To say that climbing has given me a reason to live isn’t hyperbole. When things get tough, when I’m not able to “show up” for people, when I can’t handle anything–that’s when I go climbing.
The climbing gym is my temple. My meditation is the climb. The motion, the focus, the effort; in combination it becomes my zazen, my moving meditation.
You really get to know someone for who they are when they’re at the absolute peak of their effort. When they hit a wall, when they’re way out of their depth, what’s their reaction? Do they put one-hundred-percent focus and effort on the motion? Do they analyze their options? Do they “just go for it”?
What’s your reaction when you fall?
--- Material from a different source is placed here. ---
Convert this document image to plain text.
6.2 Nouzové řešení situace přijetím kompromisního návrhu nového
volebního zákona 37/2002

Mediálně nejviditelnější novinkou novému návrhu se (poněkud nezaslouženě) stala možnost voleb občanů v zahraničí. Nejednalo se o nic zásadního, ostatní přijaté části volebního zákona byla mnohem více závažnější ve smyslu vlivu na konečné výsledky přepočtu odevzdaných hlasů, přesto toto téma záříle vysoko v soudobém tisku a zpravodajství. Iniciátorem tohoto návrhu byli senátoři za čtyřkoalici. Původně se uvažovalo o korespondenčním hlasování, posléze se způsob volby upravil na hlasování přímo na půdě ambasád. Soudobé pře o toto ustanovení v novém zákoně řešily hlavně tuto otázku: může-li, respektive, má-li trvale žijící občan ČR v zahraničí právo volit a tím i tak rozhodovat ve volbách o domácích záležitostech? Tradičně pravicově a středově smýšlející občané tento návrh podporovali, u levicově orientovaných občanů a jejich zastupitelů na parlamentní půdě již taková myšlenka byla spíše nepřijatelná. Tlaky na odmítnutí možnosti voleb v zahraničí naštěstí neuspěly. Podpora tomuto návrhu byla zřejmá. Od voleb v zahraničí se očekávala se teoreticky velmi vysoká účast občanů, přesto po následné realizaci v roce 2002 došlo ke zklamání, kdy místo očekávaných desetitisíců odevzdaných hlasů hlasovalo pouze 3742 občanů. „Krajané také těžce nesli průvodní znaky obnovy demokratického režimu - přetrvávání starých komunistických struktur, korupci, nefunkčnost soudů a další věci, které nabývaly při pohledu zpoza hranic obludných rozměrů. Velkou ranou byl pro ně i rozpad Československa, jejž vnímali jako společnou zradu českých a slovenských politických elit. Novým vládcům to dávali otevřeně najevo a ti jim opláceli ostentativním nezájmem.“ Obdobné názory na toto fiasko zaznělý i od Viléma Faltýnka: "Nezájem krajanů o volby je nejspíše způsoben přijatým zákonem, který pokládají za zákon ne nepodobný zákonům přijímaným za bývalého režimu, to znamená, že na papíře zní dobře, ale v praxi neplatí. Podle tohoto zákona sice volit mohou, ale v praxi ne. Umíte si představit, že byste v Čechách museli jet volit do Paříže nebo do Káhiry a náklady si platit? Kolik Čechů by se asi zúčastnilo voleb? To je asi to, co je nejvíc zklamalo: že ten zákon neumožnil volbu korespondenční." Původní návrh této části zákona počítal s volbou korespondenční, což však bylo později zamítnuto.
I’ve experienced so many varied emotions after taking a long fall on a climb that demanded more than I thought I had. More strength, more strategy, more technique, more everything. Anger, despair, even cacophonous laughter (my climbing partners might instead argue that I bordered on mania, but that’s a whole different discussion).
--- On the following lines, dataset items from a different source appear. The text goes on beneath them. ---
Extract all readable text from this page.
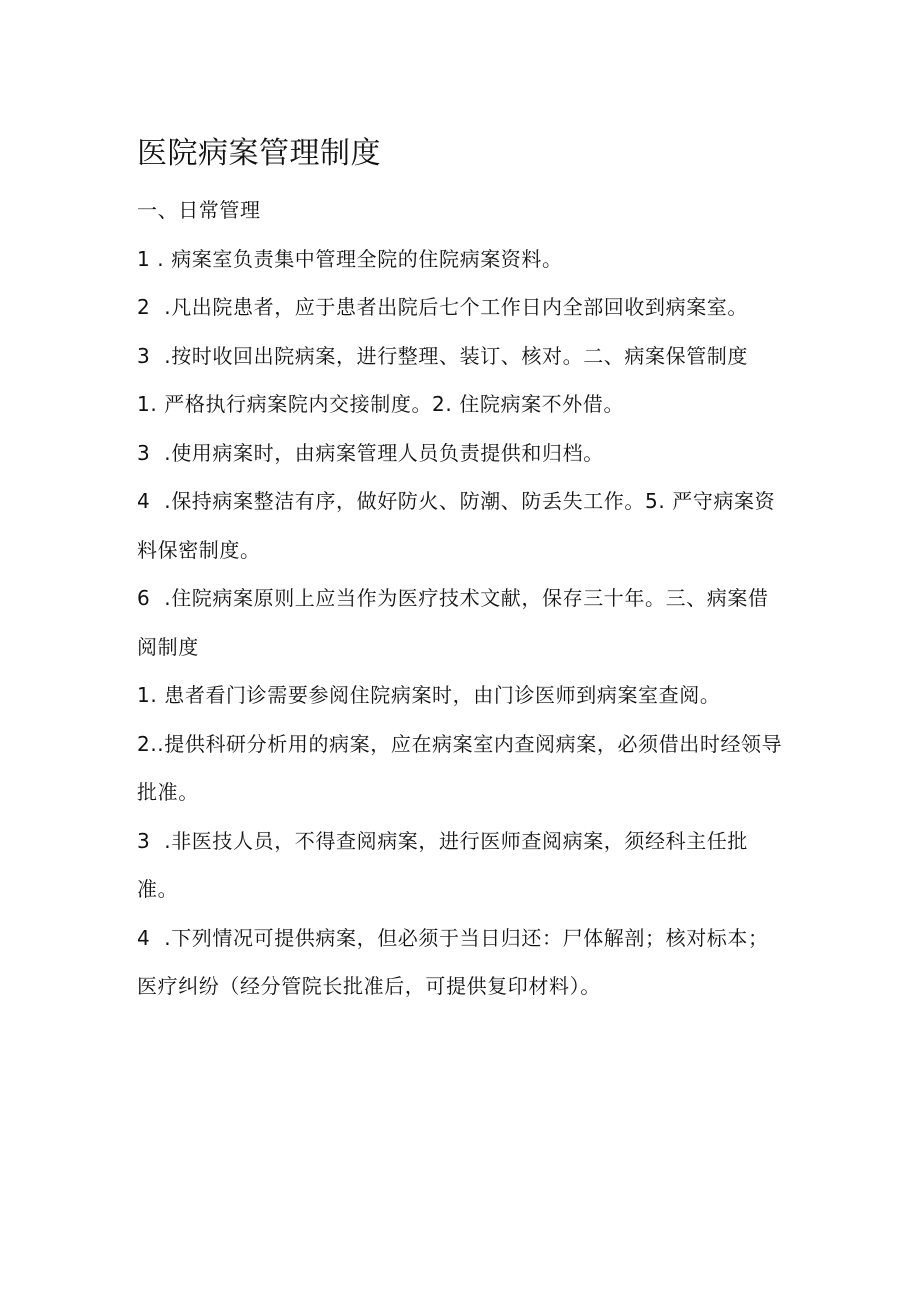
医院病案管理制度

一、日常管理

1 . 病案室负责集中管理全院的住院病案资料。

2  .凡出院患者，应于患者出院后七个工作日内全部回收到病案室。

3  .按时收回出院病案，进行整理、装订、核对。二、病案保管制度

1. 严格执行病案院内交接制度。2. 住院病案不外借。

3  .使用病案时，由病案管理人员负责提供和归档。

4  .保持病案整洁有序，做好防火、防潮、防丢失工作。5. 严守病案资料保密制度。

6  .住院病案原则上应当作为医疗技术文献，保存三十年。三、病案借阅制度

1. 患者看门诊需要参阅住院病案时，由门诊医师到病案室查阅。

2..提供科研分析用的病案，应在病案室内查阅病案，必须借出时经领导批准。

3  .非医技人员，不得查阅病案，进行医师查阅病案，须经科主任批准。

4  .下列情况可提供病案，但必须于当日归还：尸体解剖；核对标本；医疗纠纷（经分管院长批准后，可提供复印材料）。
Climbing is the magnifying lens through which I can truly see myself. The way I respond to others (and myself) under stress and in the face of repeated failure gives me a clearer picture of myself than my mental illness would let me normally see. It points out in no uncertain terms that I am most definitely not a failure, that I am worthy, that my efforts aren’t in vain, and that I’m progressing.
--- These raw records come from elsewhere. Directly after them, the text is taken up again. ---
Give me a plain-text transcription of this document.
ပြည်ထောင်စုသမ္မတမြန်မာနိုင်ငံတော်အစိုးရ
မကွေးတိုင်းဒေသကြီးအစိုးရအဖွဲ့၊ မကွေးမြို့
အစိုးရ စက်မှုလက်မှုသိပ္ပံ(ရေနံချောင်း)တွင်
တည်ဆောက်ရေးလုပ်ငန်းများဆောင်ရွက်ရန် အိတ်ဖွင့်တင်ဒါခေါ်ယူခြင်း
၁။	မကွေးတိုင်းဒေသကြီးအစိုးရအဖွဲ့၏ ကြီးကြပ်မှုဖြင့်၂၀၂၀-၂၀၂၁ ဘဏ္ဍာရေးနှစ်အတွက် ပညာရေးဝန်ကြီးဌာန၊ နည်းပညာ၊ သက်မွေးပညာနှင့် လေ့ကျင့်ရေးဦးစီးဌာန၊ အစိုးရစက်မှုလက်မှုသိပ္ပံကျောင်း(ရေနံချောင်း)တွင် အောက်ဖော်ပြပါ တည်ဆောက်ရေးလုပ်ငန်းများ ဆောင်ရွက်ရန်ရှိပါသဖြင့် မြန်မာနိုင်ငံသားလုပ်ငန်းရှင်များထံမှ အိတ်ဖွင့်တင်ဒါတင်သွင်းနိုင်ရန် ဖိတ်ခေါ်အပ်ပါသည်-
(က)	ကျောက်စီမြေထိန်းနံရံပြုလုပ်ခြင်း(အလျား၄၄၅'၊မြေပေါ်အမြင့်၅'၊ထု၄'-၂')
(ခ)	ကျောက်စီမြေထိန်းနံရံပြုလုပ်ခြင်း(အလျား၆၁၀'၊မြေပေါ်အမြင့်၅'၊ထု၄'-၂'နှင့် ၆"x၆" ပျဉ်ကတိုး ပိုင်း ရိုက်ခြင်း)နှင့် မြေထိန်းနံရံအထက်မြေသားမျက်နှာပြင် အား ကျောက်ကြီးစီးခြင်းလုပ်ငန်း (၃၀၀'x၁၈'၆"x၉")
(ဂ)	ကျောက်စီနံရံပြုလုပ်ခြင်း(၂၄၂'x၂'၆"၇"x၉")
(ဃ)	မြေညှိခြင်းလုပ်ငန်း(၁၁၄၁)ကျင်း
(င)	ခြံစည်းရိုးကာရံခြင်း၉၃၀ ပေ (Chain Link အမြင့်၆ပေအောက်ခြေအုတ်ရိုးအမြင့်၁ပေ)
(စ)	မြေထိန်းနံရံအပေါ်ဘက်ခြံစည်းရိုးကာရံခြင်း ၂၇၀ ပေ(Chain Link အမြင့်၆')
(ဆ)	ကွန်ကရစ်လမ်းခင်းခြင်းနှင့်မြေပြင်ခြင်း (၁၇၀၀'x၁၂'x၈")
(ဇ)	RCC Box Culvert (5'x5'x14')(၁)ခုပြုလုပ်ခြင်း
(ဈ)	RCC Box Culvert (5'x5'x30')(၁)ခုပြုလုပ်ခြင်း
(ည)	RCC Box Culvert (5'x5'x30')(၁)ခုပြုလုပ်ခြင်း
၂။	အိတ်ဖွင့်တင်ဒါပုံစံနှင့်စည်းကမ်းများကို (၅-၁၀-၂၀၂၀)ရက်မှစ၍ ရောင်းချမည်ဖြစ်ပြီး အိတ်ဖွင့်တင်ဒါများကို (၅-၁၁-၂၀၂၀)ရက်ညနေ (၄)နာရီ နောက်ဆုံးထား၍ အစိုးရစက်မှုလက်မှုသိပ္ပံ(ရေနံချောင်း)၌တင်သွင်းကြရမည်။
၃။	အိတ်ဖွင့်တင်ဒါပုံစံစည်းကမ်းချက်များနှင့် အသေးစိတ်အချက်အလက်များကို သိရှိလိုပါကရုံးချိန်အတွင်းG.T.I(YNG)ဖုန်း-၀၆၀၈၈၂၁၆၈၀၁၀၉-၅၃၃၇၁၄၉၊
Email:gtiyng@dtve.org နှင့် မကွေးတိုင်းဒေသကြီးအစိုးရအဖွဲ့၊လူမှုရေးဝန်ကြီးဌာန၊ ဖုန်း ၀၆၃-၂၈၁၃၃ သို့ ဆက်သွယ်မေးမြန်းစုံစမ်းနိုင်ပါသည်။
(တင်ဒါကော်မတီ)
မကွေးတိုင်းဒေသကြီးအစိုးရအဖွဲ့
In the past, PTSD would take my thoughts into some really dark places. I wish that I could say that my worst days are behind me, but I know that really difficult days can appear anytime. There is no schedule, no “tell”, no signal or sign. But working through those days and experiencing them while climbing has given me an appreciation for the sport and the people who engage in it that I didn’t have before I started climbing.
The most rewarding climbing days aren’t necessarily the days I send a 5.12 on lead or figure out the “intended beta” for a boulder problem. It’s the times I’ve been able to work through fear, push past adversity, and really have the support and understanding of my climbing partners that make those days really shine.
It’s telling to me that the most intense and intimate experiences I’ve had in my life have been in conversation with other climbers. There’s an intensity there–a camradarie and openness that’s cultiavted when you’re “out on the sharp end”. When climbers get down to brass tacks and really communicate, it’s utterly without pretense and completely unvarnished. If you’re doing something dumb, you’re going to find out real fast. If you’re progressing and pushing, you’ll know it. It’s helpful to have someone else right there beside you. Even bouldering by myself these days, my life and my attitude are improving by degrees.
In short, I don’t think there’s another group of people on Earth I’d rather spend my waking hours with than climbers. There isn’t another pursuit that I can think of that I’d rather give my time and effort to, especially when it’s given me so much back in return.